Ни у меня, ни у Юрки не было настроения спорить, писать письма. Хотелось просто собраться с мыслями, успокоиться. Отдохнуть морально. Можно было и выпить грамм по пятьдесят, но когда вспомнили отвратительный вкус разведенного спирта, желание пропало. Да и реакция может подвести, и живот тоже. Мы с Юрой вышли на улицу, легли на камни и молча курили, рассматривая облака. Черт побери, как мало для счастья надо человеку. Нормальная семья, работа, вот это небо, природа. Не стоит гнаться за призрачным счастьем в виде денежных знаков. Из-за них одни проблемы. И иногда смотреть на эту вечную природу. Если ты попадешь в тюрьму, тьфу, тьфу, тьфу, из-за какого-то идиота или денег, то будешь на какое-то время лишен этой красоты, этого счастья. Зато, если тебя убьют через несколько часов, минут, метров, ты будешь лишен навсегда этого удовольствия смотреть на природу. Сам станешь ее частью.
Облака плыли в голубизне зимнего неба, величаво несли свои пышные тела на Север. В Россию. На Родину. И тысячу лет назад они так же неслись вперед, и через тысячу лет они так же полетят. И не вспомнит никто. Самое интересное, что мне не было жалко себя, мне было жалко только того, что я не сделал еще очень много. Хотя, с другой стороны, я оставил уже небольшой след на этой земле. Свою миссию я наполовину выполнил. Самое главное — это сын. Мой сын. Мой продолжатель рода, продолжатель фамилии. Осталось лишь сделать из него человека. Но на это воля Божья. Даже в случае моей гибели сыну не будет стыдно за отца. Он погиб, а не струсил. Не удрал. Храни его Господи, и меня тоже, по возможности.

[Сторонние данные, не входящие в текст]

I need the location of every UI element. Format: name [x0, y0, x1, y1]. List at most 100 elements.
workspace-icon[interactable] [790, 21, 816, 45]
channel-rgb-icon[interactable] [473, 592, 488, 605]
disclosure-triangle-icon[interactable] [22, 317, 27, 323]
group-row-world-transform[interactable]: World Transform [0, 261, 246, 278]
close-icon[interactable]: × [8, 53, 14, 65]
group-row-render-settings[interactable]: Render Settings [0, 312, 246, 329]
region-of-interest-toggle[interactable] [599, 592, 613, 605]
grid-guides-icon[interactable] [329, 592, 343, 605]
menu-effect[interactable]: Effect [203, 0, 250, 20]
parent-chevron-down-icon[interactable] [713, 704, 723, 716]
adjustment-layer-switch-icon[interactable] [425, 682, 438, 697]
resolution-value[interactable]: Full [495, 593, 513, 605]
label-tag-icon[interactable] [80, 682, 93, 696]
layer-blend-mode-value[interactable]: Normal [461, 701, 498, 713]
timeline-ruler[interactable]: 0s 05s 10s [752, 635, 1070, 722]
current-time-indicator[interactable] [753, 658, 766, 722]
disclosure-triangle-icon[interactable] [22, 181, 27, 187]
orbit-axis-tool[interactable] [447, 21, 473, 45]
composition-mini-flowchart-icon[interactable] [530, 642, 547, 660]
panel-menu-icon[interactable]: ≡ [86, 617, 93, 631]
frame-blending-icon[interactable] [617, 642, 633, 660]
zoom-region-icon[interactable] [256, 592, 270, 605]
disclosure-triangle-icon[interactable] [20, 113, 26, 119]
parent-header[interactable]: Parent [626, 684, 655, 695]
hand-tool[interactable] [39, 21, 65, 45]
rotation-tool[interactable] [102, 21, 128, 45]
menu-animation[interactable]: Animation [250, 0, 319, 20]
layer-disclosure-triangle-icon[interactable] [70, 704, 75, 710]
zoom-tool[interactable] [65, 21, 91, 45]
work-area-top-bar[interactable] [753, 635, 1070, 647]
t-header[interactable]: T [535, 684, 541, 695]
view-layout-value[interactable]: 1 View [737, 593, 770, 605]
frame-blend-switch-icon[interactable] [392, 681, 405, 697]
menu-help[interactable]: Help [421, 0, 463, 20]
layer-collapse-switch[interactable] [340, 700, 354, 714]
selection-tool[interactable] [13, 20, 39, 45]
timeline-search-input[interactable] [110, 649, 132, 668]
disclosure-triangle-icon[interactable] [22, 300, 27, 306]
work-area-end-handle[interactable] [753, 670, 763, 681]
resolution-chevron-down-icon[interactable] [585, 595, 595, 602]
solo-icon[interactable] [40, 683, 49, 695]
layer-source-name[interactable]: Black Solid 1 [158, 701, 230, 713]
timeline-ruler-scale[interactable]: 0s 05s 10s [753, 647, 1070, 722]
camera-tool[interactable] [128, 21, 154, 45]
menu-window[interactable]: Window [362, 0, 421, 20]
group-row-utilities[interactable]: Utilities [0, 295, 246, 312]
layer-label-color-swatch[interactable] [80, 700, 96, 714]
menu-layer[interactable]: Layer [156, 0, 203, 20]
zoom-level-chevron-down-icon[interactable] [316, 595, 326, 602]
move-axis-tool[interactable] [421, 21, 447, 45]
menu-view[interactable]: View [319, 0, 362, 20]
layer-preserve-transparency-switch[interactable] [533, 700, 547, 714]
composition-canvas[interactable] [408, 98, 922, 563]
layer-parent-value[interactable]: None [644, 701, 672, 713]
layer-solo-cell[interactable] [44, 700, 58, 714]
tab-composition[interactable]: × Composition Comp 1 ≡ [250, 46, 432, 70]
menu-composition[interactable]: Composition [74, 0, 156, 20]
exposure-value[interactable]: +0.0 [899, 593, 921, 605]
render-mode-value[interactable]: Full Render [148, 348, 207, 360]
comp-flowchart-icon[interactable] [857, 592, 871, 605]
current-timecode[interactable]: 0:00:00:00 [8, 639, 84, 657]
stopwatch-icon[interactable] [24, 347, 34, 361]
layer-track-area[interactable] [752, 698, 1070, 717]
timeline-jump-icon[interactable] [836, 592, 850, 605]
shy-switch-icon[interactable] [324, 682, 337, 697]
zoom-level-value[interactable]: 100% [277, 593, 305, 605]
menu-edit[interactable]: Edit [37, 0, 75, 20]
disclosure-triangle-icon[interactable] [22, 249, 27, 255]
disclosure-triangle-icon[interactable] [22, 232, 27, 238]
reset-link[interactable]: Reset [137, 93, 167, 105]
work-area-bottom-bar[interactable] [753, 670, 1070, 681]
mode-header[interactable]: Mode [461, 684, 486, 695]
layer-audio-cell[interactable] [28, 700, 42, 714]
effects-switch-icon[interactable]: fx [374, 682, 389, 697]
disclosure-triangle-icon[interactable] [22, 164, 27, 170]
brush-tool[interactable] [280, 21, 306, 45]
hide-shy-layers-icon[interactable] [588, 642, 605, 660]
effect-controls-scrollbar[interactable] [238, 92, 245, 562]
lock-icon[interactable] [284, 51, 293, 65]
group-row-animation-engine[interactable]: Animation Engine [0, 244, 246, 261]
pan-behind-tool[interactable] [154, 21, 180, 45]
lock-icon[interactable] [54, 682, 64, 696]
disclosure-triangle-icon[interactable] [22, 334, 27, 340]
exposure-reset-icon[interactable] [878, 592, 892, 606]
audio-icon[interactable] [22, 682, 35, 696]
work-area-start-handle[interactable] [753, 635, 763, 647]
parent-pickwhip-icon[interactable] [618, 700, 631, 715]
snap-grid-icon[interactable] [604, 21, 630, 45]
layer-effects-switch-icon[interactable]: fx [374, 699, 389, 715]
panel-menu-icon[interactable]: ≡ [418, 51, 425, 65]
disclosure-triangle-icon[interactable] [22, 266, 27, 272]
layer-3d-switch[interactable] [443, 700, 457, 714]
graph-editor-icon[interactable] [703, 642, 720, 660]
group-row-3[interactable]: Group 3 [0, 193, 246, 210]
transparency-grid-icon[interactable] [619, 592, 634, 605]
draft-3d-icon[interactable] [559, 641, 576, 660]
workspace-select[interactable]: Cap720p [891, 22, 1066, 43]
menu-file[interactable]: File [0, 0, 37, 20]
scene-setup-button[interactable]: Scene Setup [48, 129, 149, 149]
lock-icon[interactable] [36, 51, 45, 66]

Из здания выбежал боец и закричал, чтобы готовились. Пошли к подразделениям. Уже решили, что пойдем с остатками второго батальона. Если из того пекла они нас вынесли, то и пойдем с ними дальше. Правее расположился первый батальон. Начальник штаба Ваня Ильин помахал мне рукой. Я ответил.
— Слава, иди к нам!
— Нет, Иван, коней на переправе не меняют.
— Как хочешь. Удачи!
— Спасибо. Тебе тоже удачи!
Чем ближе площадь, тем скорее бежит кровь, вот уже и стало жарко. Снял перчатки, засунул под бронежилет. Проверил автомат. Снял с предохранителя, загнал патрон в патронник. Проверил, на месте ли «счастливая» граната. Перекрестился, глядя в небо. Облака были на месте и все так же продолжали свое неспешное путешествие. Жарко. Сдвинул черный подшлемник на затылок. Кровь бушует в теле. Во рту появился привкус крови. Адреналин опять начал свою игру. Теперь главное, чтобы отцы-командиры нас не передержали здесь, а то, если не будет боя, адреналин сожжет всю энергию, и после будем как выжатые лимоны. Знаем, уже проходили это. И вот по радиостанции прозвучала команда «555».

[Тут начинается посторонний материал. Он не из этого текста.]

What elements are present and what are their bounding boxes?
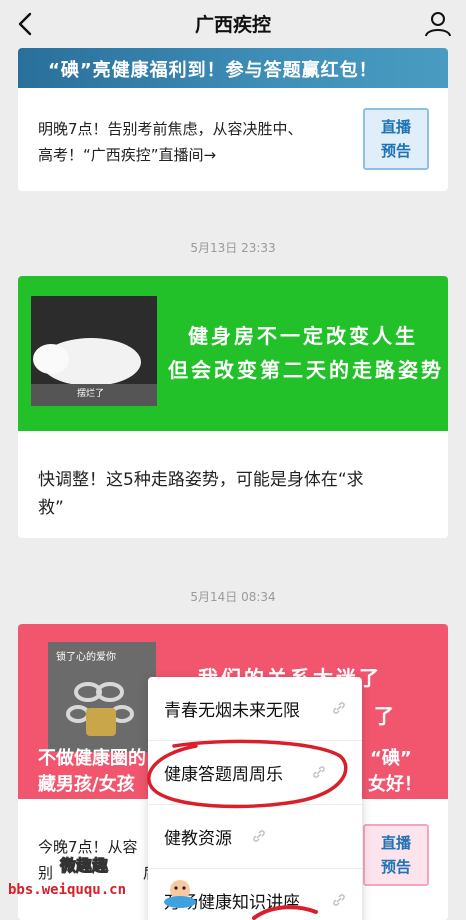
article-title-line: 救”: [38, 498, 64, 518]
card-banner: “碘”亮健康福利到！参与答题赢红包！: [18, 48, 448, 88]
banner-text: “碘”: [370, 748, 412, 769]
article-title-line: 快调整！这5种走路姿势，可能是身体在“求: [38, 470, 364, 490]
cat-image: 摆烂了: [31, 296, 157, 406]
annotation-circle: [147, 739, 348, 809]
article-title[interactable]: 明晚7点！告别考前焦虑，从容决胜中、 高考！“广西疾控”直播间→: [38, 116, 358, 168]
article-title-line: 高考！“广西疾控”直播间→: [38, 146, 217, 164]
thumb-text: 直播: [380, 834, 411, 852]
menu-item-youth-no-smoking[interactable]: 青春无烟未来无限: [148, 677, 362, 741]
link-icon: [333, 702, 345, 714]
menu-item-label: 青春无烟未来无限: [164, 701, 300, 721]
banner-text: 不做健康圈的: [38, 748, 146, 769]
banner-text: 藏男孩/女孩: [38, 774, 135, 795]
watermark-title: 微趣趣: [59, 856, 109, 876]
image-caption: 摆烂了: [77, 389, 105, 399]
thumb-text: 直播: [380, 118, 411, 136]
banner-text: 健身房不一定改变人生: [188, 324, 418, 348]
thumb-text: 预告: [380, 858, 411, 876]
timestamp: 5月14日 08:34: [190, 590, 276, 604]
card-banner: 摆烂了 健身房不一定改变人生 但会改变第二天的走路姿势: [18, 276, 448, 431]
menu-item-health-resources[interactable]: 健教资源: [148, 805, 362, 869]
live-preview-thumbnail[interactable]: 直播 预告: [363, 824, 429, 886]
profile-icon[interactable]: [422, 8, 454, 40]
timestamp: 5月13日 23:33: [190, 241, 276, 255]
banner-text: 但会改变第二天的走路姿势: [168, 358, 444, 382]
top-bar: 广西疾控: [0, 0, 466, 48]
thumb-text: 预告: [380, 142, 411, 160]
banner-text: 了: [374, 704, 394, 728]
article-card-1[interactable]: “碘”亮健康福利到！参与答题赢红包！ 明晚7点！告别考前焦虑，从容决胜中、 高考…: [18, 48, 448, 191]
link-icon: [333, 894, 345, 906]
link-icon: [253, 830, 265, 842]
live-preview-thumbnail[interactable]: 直播 预告: [363, 108, 429, 170]
article-title-line: 明晚7点！告别考前焦虑，从容决胜中、: [38, 120, 303, 138]
watermark-url: bbs.weiququ.cn: [8, 882, 127, 898]
mascot-icon: [164, 880, 196, 908]
menu-item-label: 健教资源: [164, 829, 232, 849]
banner-text: 女好！: [368, 774, 422, 795]
watermark: 微趣趣 bbs.weiququ.cn: [0, 852, 196, 912]
article-card-2[interactable]: 摆烂了 健身房不一定改变人生 但会改变第二天的走路姿势 快调整！这5种走路姿势，…: [18, 276, 448, 538]
page-title: 广西疾控: [194, 14, 271, 36]
chain-image: 锁了心的爱你: [48, 642, 156, 752]
annotation-stroke: [252, 905, 318, 920]
banner-text: “碘”亮健康福利到！参与答题赢红包！: [48, 60, 378, 81]
article-title[interactable]: 快调整！这5种走路姿势，可能是身体在“求 救”: [38, 466, 438, 522]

Штурм. Штурм. Штурм. Фас, бешеные псы, фас! И побежали мы. Вынеслись из-под укрытия Госбанка. Вот они — сто пятьдесят метров площади. Все как на блюдечке. Не спрятаться, не скрыться. Только вперед. Почти сразу духи открыли огонь. Первые секунды он был вялым, а затем окреп, набрал силу и мощь. Не пробежав и пятнадцати метров, пришлось кувыркаться, перекатываться, мелкими перебежками продвигаться вперед. Многие при этом мешали друг другу. Сталкивались, валились на землю. Материли друг друга.

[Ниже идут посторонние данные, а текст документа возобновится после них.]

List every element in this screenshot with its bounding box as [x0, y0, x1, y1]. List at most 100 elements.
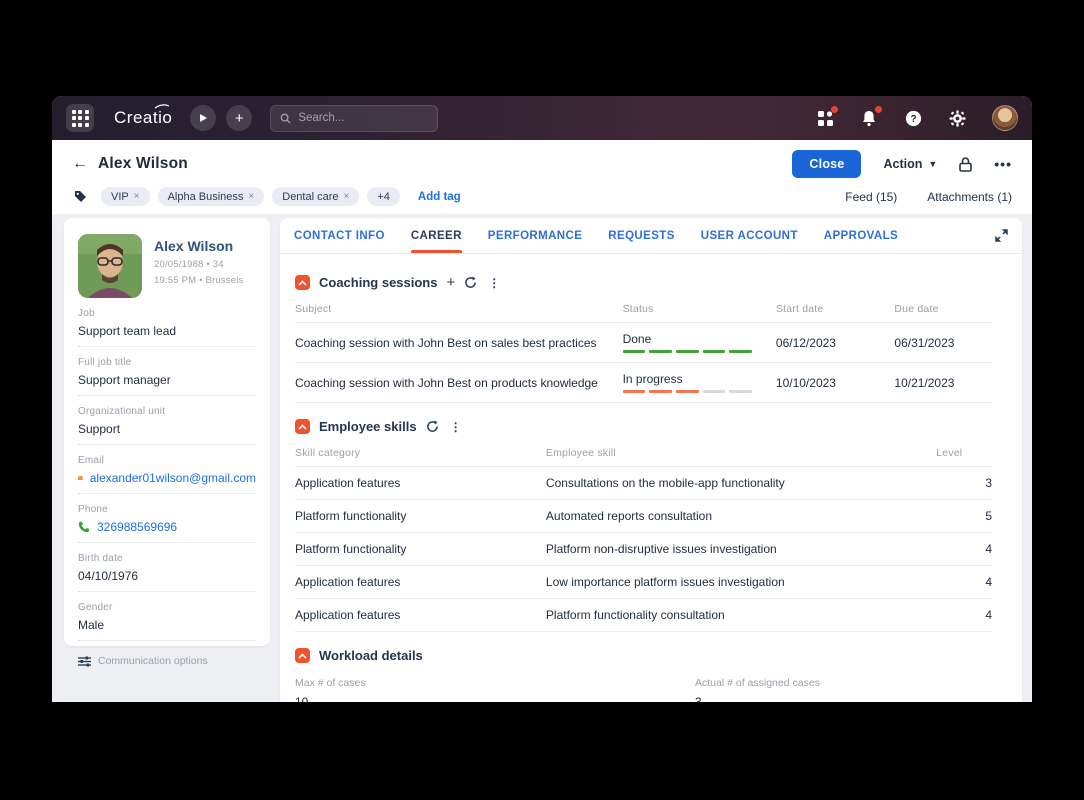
status-text: Done [623, 332, 752, 346]
run-process-icon[interactable] [190, 105, 216, 131]
email-icon [78, 473, 83, 483]
profile-time-line: 19:55 PM • Brussels [154, 275, 244, 286]
table-row[interactable]: Application features Low importance plat… [295, 566, 992, 599]
tag-pill-vip[interactable]: VIP × [101, 187, 150, 206]
field-value[interactable]: 3 [695, 695, 992, 702]
attachments-link[interactable]: Attachments (1) [927, 190, 1012, 204]
global-search-input[interactable]: Search... [270, 105, 438, 132]
help-icon[interactable]: ? [904, 109, 922, 127]
sliders-icon [78, 656, 91, 667]
tag-icon[interactable] [74, 190, 87, 203]
table-row[interactable]: Coaching session with John Best on produ… [295, 363, 992, 403]
progress-bar [623, 390, 752, 393]
column-header[interactable]: Employee skill [546, 438, 936, 467]
workload-fields: Max # of cases 10 Actual # of assigned c… [295, 677, 992, 702]
expand-icon[interactable] [995, 229, 1008, 242]
tag-remove-icon[interactable]: × [134, 191, 140, 202]
skill-category-cell: Platform functionality [295, 533, 546, 566]
coaching-sessions-header: Coaching sessions + ⋮ [295, 275, 992, 290]
max-cases-field[interactable]: Max # of cases 10 [295, 677, 645, 702]
field-value: Male [78, 618, 256, 632]
column-header[interactable]: Start date [776, 294, 894, 323]
refresh-icon[interactable] [464, 276, 477, 289]
skill-category-cell: Application features [295, 467, 546, 500]
column-header[interactable]: Due date [894, 294, 992, 323]
notifications-bell-icon[interactable] [860, 109, 878, 127]
app-launcher-icon[interactable] [66, 104, 94, 132]
collapse-chevron-icon[interactable] [295, 275, 310, 290]
chevron-down-icon: ▼ [928, 159, 937, 169]
table-row[interactable]: Coaching session with John Best on sales… [295, 323, 992, 363]
collapse-chevron-icon[interactable] [295, 419, 310, 434]
tab-performance[interactable]: PERFORMANCE [488, 218, 583, 253]
action-dropdown[interactable]: Action ▼ [883, 157, 937, 171]
profile-name: Alex Wilson [154, 238, 244, 254]
tag-pill-dental-care[interactable]: Dental care × [272, 187, 359, 206]
column-header[interactable]: Subject [295, 294, 623, 323]
field-value: 04/10/1976 [78, 569, 256, 583]
field-label: Job [78, 308, 256, 319]
field-value: Support manager [78, 373, 256, 387]
app-window: Creatio + Search... [52, 96, 1032, 702]
session-link[interactable]: Coaching session with John Best on sales… [295, 323, 623, 363]
tag-remove-icon[interactable]: × [344, 191, 350, 202]
quick-add-icon[interactable]: + [226, 105, 252, 131]
more-tags-pill[interactable]: +4 [367, 187, 400, 206]
column-header[interactable]: Skill category [295, 438, 546, 467]
section-title: Coaching sessions [319, 275, 437, 290]
table-row[interactable]: Application features Platform functional… [295, 599, 992, 632]
skill-link[interactable]: Consultations on the mobile-app function… [546, 467, 936, 500]
actual-cases-field[interactable]: Actual # of assigned cases 3 [695, 677, 992, 702]
column-header[interactable]: Level [936, 438, 992, 467]
field-label: Email [78, 455, 256, 466]
tab-requests[interactable]: REQUESTS [608, 218, 674, 253]
skill-link[interactable]: Platform functionality consultation [546, 599, 936, 632]
communication-options-button[interactable]: Communication options [78, 655, 256, 667]
add-tag-button[interactable]: Add tag [418, 191, 461, 203]
tab-contact-info[interactable]: CONTACT INFO [294, 218, 385, 253]
svg-text:?: ? [910, 114, 916, 125]
column-header[interactable]: Status [623, 294, 776, 323]
contact-photo[interactable] [78, 234, 142, 298]
employee-skills-header: Employee skills ⋮ [295, 419, 992, 434]
tab-user-account[interactable]: USER ACCOUNT [701, 218, 798, 253]
settings-gear-icon[interactable] [948, 109, 966, 127]
tab-approvals[interactable]: APPROVALS [824, 218, 898, 253]
refresh-icon[interactable] [426, 420, 439, 433]
skill-link[interactable]: Low importance platform issues investiga… [546, 566, 936, 599]
field-label: Actual # of assigned cases [695, 677, 992, 689]
email-link[interactable]: alexander01wilson@gmail.com [78, 471, 256, 485]
skill-link[interactable]: Automated reports consultation [546, 500, 936, 533]
lock-icon[interactable] [959, 157, 972, 172]
more-options-icon[interactable]: ••• [994, 156, 1012, 172]
user-avatar[interactable] [992, 105, 1018, 131]
due-date-cell: 10/21/2023 [894, 363, 992, 403]
field-value: Support [78, 422, 256, 436]
skill-level-cell: 4 [936, 533, 992, 566]
kebab-menu-icon[interactable]: ⋮ [486, 276, 502, 290]
tab-career[interactable]: CAREER [411, 218, 462, 253]
record-header: ← Alex Wilson Close Action ▼ ••• [52, 140, 1032, 214]
table-row[interactable]: Platform functionality Platform non-disr… [295, 533, 992, 566]
feed-link[interactable]: Feed (15) [845, 190, 897, 204]
table-row[interactable]: Platform functionality Automated reports… [295, 500, 992, 533]
workplaces-icon[interactable] [816, 109, 834, 127]
profile-birth-line: 20/05/1988 • 34 [154, 259, 244, 270]
add-record-icon[interactable]: + [446, 275, 455, 290]
skill-link[interactable]: Platform non-disruptive issues investiga… [546, 533, 936, 566]
logo-swoosh-icon [154, 104, 170, 110]
close-button[interactable]: Close [792, 150, 861, 178]
session-link[interactable]: Coaching session with John Best on produ… [295, 363, 623, 403]
back-button[interactable]: ← [72, 156, 88, 172]
start-date-cell: 10/10/2023 [776, 363, 894, 403]
tag-pill-alpha-business[interactable]: Alpha Business × [158, 187, 265, 206]
table-row[interactable]: Application features Consultations on th… [295, 467, 992, 500]
tag-remove-icon[interactable]: × [248, 191, 254, 202]
skill-level-cell: 4 [936, 599, 992, 632]
field-label: Gender [78, 602, 256, 613]
field-value[interactable]: 10 [295, 695, 645, 702]
kebab-menu-icon[interactable]: ⋮ [448, 420, 464, 434]
collapse-chevron-icon[interactable] [295, 648, 310, 663]
phone-link[interactable]: 326988569696 [78, 520, 256, 534]
skill-level-cell: 5 [936, 500, 992, 533]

По иронии судьбы именно второму батальону досталось бежать по центру площади, именно по тому участку, где было больше всего рытвин и воронок и который простреливался.
Толком ничего не видно, пот заливает глаза, выедает их. Перекат, еще перекат. Уйти подальше от фонтанчиков, которые поднимали пыль возле головы. Лицом о камни, о грязь. Не страшно. Инстинктивно тянет залезть в воронку. Но нельзя. Судя по выбоинам от пуль, они уже хорошо пристреляны. Сумка с гранатами для подствольника мешается. Болтается. При перекатывании бьется о землю, асфальт, камни. Не хватало только, чтобы гранаты сдетонировали и разнесли меня на куски. Ладно — я, а то ведь прихвачу с собой еще несколько человек. Надо поаккуратней.
Вроде, достаточно далеко откатился. Задыхаясь, начал выбирать, куда стрелять.
Из Госбанка не заметил, но, пробежав, прокатясь метров семьдесят, я ясно увидел, что в окнах Дворца стоят, висят привязанные, прибитые к рамам наши. Наши. Русские. Славяне. Мертвые были раздеты, и их желтые тела повисли. Руки вверх, колени согнуты. Некоторые достают подоконника, и создается впечатление, что в безмолвной молитве они стоят на коленях, подняв к небу руки. Другие как бы зависли в воздухе, у третьих ноги свесились с подоконника внутрь или наружу. Привязанные или прибитые гвоздями руки не давали телам упасть.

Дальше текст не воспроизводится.